Forgive the long hiatus, gentle reader. No book reports for you these many days because I’ve been working my way through Robert B. Parker’s series of detective books featuring Spenser, everybody’s favorite Liberal muscleman, pounding “to whipped cream” all the religious (i.e. Christian) nuts (i.e. Christians), anti-gay (i.e. Christian) bigots (i.e. Christians), and Bostonian “rednecks” (i.e. Christians) who are so racist (i.e. Christian) as to oppose forced busing. The savages.
I had said all I wanted to say about Robert B. Parker and Spenser in a previous post, and nothing new has cropped up in the next six or seven books. It’s television. You like Hawk and Susan and Quirk and Spenser this week, you’ll like ’em next.
The Los Angeles Public Library failed (as not unusual) to supply me with early Spensers, and eReader, my source of “electronical” books was also a bit spotty in its spenserian offerings, and so I had actually to spend real American dollars getting titles like Pale Kings and Princes and A Catskill Eagle from this bookshop and that. Had to shell out for the one pictured above, Looking for Rachel Wallace. Not the best of the bunch so far, maybe the weakest. Women’s Lib circa 1980. Ho ho.
Still, Spenser keeps driving left hooks and right jabs into ugly mugs and making with the wiseapple comebacks, so I got what I paid for. Whether or not you will like it, I can’t say. If you want a free copy, check my recycle bin (blue) before the pickup on Friday.

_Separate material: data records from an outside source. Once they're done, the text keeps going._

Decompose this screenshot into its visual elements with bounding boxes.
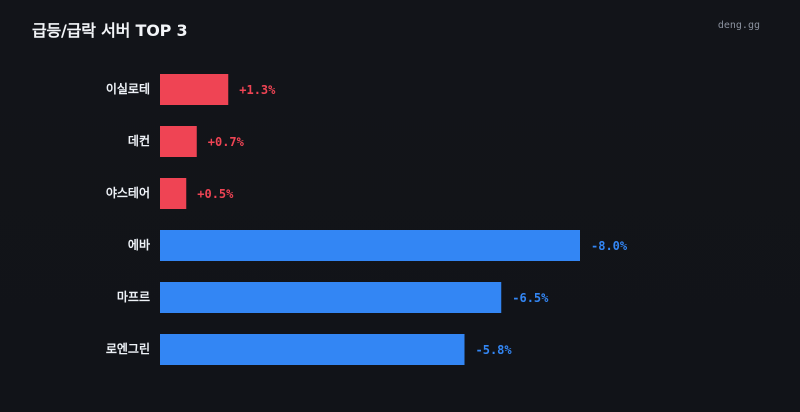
bars-layer: 이실로테 +1.3% 데컨 +0.7% 야스테어 +0.5% 에바 -8.0% 마프르 -6.5%… <box>106 74 628 365</box>
value-label: -8.0% <box>591 239 628 253</box>
value-label: +1.3% <box>239 83 276 97</box>
category-label: 야스테어 <box>106 185 150 200</box>
chart-title: 급등/급락 서버 TOP 3 <box>32 21 188 40</box>
bar <box>160 178 187 209</box>
bar <box>160 126 197 157</box>
value-label: -5.8% <box>476 343 513 357</box>
category-label: 로엔그린 <box>106 341 150 356</box>
value-label: +0.5% <box>197 187 234 201</box>
category-label: 에바 <box>128 237 150 252</box>
value-label: -6.5% <box>512 291 549 305</box>
brand-label: deng.gg <box>717 20 760 31</box>
bar <box>160 74 229 105</box>
category-label: 데컨 <box>128 133 150 148</box>
category-label: 이실로테 <box>106 81 150 96</box>
value-label: +0.7% <box>208 135 245 149</box>
bar <box>160 334 465 365</box>
category-label: 마프르 <box>117 289 150 304</box>
bar <box>160 230 580 261</box>
bar <box>160 282 502 313</box>
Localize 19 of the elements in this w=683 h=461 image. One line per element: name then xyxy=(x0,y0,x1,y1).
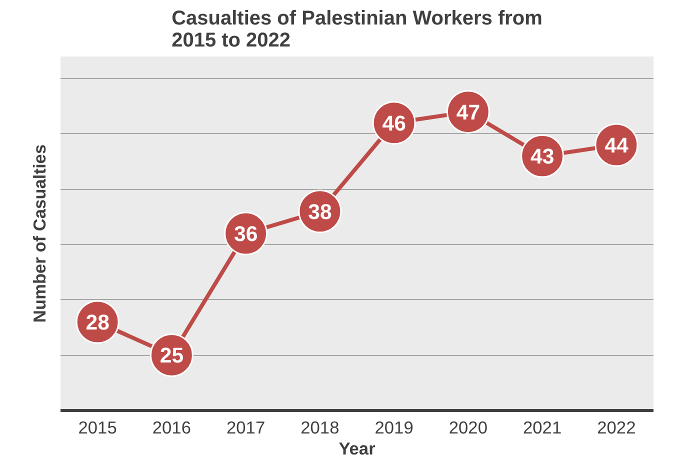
x-tick-label: 2015 xyxy=(78,418,117,438)
data-label: 46 xyxy=(382,111,406,136)
x-tick-label: 2018 xyxy=(300,418,340,438)
x-tick-label: 2022 xyxy=(597,418,636,438)
data-label: 28 xyxy=(86,310,110,334)
x-tick-label: 2016 xyxy=(152,418,191,438)
x-tick-label: 2021 xyxy=(523,418,562,438)
data-label: 25 xyxy=(160,344,184,368)
data-label: 44 xyxy=(604,134,628,158)
data-label: 38 xyxy=(308,200,332,224)
data-label: 36 xyxy=(234,222,258,246)
data-label: 43 xyxy=(530,144,554,169)
y-axis-title: Number of Casualties xyxy=(30,144,50,323)
x-axis-title: Year xyxy=(338,438,376,458)
x-tick-label: 2019 xyxy=(374,418,414,438)
chart-title: Casualties of Palestinian Workers from 2015 to 2022 xyxy=(172,8,542,52)
data-label: 47 xyxy=(456,100,480,124)
x-tick-label: 2017 xyxy=(226,418,266,438)
x-tick-label: 2020 xyxy=(448,418,488,438)
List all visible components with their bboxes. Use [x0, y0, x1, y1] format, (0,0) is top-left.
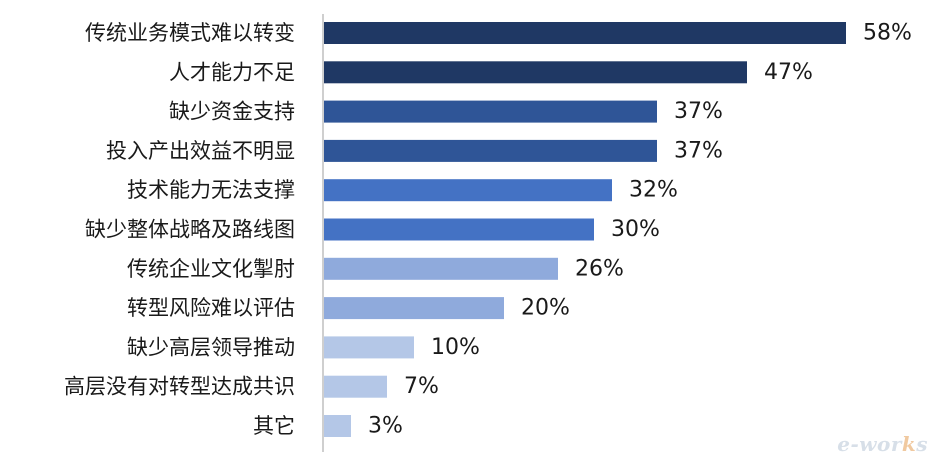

Between reading (with much skipping) these hardboiled novels I’ve also been working my way through The Faerie Queene because its author shares a surname with our tough, but soft-hearted, solver of crimes. They’re not entirely different, these two writers, at least in one respect. The Elizabethan Spenser sends the reader scurrying for frequent footnote consultation. Readers of the 20th century Spenser, if born after 1980, may also need to ask their elders the meaning of various time-bound references. Tell me, aged one, whatever can Parker mean when he writes “people in a bar played Space Invaders?”